There’s nothing abnormal about being a loner, just as there is nothing abnormal about being an introvert or an extrovert. The same is true if you’re geeky but not artistic or athletic but not creative. Each of these personality types has its own set of unique strengths. And loners are no exception.
Introverts may be better listeners, learners, and designers. Extroverts may be better talkers, doers, and builders. And loners may be better writers, thinkers, and inventors.
But loners have a quality that none of the others have. They have a refined ability to enjoy being alone. They have no fear of being alone. And they have an advanced ability for independent thinking and original ideas.
Some of the most creative, talented, and gifted people are loners. You’ll find them in the arts, sciences, philosophy, entertainment, and sports. Here are a few examples.
- Isaac Newton
- Nikola Tesla
- Joe DiMaggio
- J.D. Salinger
- Emily Dickinson
- Anthony Hopkins
Probably millions of people are afraid to be open about being a loner due to negative stereotyping. If you are one of them, it’s time to break through the barriers, stand tall, and be proud.
You’re probably wondering if I’m a loner. Yes, I am. In my youth, it caused me considerable pain because according to stereotyping and psychological “standards,” I was weird.
I didn’t spend too much time seeing it that way. I usually saw my loner behavior as being an advantage that would bring me uncommon insights and strengths. I’d say today that in several significant ways these predictions have come true.
Like many loners though, I’ve had many close friendships over the years. I make friends easily. I’m usually somewhat socially involved. I’ve become skilled at mingling at social functions. And I would even classify myself as being fairly popular at different points in my life. I just prefer a great deal of alone time.
I struggled to accept my inclination to enjoy being alone for many years. I was continually pushed by my stepfather to join sports teams and clubs as he did. I tried doing this, but I didn’t enjoy having to commit so much of my time to group activities that were controlled by others.
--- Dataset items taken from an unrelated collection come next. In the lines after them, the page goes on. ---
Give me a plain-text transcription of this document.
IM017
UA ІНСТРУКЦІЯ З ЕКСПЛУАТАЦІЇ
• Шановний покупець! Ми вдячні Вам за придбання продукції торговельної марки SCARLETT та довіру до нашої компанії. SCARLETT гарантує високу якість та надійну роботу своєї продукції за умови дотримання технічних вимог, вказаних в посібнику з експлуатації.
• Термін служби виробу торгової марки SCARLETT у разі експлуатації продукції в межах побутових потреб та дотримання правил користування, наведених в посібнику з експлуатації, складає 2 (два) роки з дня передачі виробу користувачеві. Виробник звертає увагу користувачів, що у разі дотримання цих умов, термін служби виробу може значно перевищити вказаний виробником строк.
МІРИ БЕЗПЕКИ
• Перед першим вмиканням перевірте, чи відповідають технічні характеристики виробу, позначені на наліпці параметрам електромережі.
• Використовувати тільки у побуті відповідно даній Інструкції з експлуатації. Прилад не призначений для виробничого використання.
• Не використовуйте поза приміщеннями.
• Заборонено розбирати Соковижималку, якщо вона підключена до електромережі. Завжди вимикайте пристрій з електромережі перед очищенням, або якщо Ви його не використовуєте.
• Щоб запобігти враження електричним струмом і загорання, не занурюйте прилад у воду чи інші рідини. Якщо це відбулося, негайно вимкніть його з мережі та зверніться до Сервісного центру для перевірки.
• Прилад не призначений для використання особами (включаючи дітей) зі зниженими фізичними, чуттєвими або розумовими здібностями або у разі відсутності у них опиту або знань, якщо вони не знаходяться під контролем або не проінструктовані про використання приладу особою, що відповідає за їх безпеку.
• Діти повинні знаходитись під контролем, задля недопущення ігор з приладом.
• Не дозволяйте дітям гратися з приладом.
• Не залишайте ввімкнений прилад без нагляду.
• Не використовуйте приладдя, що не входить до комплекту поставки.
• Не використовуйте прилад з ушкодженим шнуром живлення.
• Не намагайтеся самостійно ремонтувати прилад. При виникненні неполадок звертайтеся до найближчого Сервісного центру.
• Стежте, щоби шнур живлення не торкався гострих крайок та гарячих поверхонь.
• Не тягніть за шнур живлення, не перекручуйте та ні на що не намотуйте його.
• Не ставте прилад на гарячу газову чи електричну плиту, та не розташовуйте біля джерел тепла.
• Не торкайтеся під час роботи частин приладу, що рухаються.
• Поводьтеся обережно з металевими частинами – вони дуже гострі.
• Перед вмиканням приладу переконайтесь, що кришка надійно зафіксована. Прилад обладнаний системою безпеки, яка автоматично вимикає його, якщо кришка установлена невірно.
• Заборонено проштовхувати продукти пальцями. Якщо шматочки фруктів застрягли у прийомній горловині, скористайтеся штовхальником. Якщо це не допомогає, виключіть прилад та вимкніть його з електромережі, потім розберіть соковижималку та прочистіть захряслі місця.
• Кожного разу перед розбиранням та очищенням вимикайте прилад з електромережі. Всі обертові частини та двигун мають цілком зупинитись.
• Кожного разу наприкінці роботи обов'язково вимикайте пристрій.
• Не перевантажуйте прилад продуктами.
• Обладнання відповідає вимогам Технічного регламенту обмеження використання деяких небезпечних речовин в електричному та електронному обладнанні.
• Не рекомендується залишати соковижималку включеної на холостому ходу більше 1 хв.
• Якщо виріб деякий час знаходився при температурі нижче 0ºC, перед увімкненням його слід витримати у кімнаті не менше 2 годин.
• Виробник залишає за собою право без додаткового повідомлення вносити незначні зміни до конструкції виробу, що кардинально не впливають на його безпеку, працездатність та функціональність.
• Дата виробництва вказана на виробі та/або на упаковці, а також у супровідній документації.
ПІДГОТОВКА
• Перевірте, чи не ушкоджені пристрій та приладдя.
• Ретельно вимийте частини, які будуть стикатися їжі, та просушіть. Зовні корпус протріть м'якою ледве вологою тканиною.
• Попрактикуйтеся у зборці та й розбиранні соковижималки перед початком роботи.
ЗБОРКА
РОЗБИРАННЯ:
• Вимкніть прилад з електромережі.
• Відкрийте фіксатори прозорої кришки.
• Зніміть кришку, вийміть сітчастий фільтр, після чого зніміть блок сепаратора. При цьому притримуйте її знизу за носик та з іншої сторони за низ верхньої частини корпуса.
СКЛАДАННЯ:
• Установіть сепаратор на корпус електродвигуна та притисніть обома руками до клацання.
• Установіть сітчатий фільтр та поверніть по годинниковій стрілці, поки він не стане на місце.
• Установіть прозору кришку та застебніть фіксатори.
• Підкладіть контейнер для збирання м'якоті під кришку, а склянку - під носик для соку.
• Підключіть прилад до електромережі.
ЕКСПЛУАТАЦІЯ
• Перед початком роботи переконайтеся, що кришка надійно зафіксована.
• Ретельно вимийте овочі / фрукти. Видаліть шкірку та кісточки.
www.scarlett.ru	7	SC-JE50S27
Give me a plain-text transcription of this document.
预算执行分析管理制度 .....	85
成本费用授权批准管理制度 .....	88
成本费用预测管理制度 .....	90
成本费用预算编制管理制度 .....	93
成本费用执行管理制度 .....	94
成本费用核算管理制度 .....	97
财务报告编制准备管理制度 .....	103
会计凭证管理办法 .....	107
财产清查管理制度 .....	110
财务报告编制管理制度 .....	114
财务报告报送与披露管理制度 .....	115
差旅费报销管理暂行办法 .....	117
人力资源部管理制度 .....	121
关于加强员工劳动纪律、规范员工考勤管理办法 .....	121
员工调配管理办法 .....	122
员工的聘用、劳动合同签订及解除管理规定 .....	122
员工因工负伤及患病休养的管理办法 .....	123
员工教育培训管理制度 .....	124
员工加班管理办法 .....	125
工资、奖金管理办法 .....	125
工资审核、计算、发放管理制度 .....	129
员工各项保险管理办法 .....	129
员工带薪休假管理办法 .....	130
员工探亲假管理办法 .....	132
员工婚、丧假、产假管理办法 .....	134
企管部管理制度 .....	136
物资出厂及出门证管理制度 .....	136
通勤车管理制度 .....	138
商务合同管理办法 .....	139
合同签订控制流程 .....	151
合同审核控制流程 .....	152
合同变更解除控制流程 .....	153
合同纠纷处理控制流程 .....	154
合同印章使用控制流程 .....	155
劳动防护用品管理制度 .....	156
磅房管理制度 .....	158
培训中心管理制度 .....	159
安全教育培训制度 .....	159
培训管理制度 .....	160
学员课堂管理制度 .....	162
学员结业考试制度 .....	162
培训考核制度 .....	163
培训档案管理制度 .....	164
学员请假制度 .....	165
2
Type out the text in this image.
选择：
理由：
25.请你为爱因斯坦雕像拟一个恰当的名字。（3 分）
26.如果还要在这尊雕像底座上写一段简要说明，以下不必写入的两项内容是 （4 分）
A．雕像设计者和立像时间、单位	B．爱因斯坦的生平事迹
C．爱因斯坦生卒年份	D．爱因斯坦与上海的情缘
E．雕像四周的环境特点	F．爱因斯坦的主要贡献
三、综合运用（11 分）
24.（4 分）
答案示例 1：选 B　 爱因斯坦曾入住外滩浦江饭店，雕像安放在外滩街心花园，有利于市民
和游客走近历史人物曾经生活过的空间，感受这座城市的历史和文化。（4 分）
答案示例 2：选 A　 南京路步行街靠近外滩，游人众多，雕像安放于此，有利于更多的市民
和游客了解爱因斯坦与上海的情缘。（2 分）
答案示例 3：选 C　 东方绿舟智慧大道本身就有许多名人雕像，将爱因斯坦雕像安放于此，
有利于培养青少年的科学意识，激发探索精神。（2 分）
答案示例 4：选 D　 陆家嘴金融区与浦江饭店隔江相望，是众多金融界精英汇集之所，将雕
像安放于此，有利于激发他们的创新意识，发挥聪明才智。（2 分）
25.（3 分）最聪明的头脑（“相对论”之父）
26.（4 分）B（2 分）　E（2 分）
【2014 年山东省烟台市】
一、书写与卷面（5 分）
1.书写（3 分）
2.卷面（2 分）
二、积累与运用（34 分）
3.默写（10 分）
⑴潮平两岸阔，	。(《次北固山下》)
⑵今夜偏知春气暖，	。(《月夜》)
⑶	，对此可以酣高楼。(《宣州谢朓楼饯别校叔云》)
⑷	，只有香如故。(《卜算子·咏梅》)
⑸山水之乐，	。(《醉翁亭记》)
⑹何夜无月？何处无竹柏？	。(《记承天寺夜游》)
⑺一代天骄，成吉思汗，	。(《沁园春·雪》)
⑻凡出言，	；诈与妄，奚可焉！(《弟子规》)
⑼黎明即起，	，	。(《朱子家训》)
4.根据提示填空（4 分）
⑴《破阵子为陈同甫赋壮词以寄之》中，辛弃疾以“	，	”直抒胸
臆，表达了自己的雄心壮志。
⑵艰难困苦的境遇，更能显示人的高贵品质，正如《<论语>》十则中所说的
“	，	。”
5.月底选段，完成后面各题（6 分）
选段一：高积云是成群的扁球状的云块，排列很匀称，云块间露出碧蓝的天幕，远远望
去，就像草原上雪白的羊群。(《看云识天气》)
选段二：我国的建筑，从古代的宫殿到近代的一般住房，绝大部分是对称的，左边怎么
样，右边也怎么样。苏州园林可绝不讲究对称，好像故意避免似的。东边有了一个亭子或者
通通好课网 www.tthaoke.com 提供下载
I felt bad about myself for not liking these things as if something was wrong with me.
It wasn’t until I was well into adulthood that I realized that I wasn’t strange but just unique. I also learned that there were many other people like me including my father. He taught me how to appreciate this quality.
I discovered that I did not like team sports, but I loved individual sports like tennis. I found that I did not like being a part of a club whose goals were controlled by others, but I loved creating and leading one of my own as I did with my singles organization. I also learned that several famous people who I greatly admired had the same lifestyle preferences as me. Some of them are included in the above list. These realizations were the turning point for me.
I was going close by saying, “Loners Unite!” Then I saw the humor in what I was suggesting since loners don’t like being tied to groups. They love their independence and freedom.
Let me say it this way instead. Let’s be united in spirit and support loner transparency and self-confidence.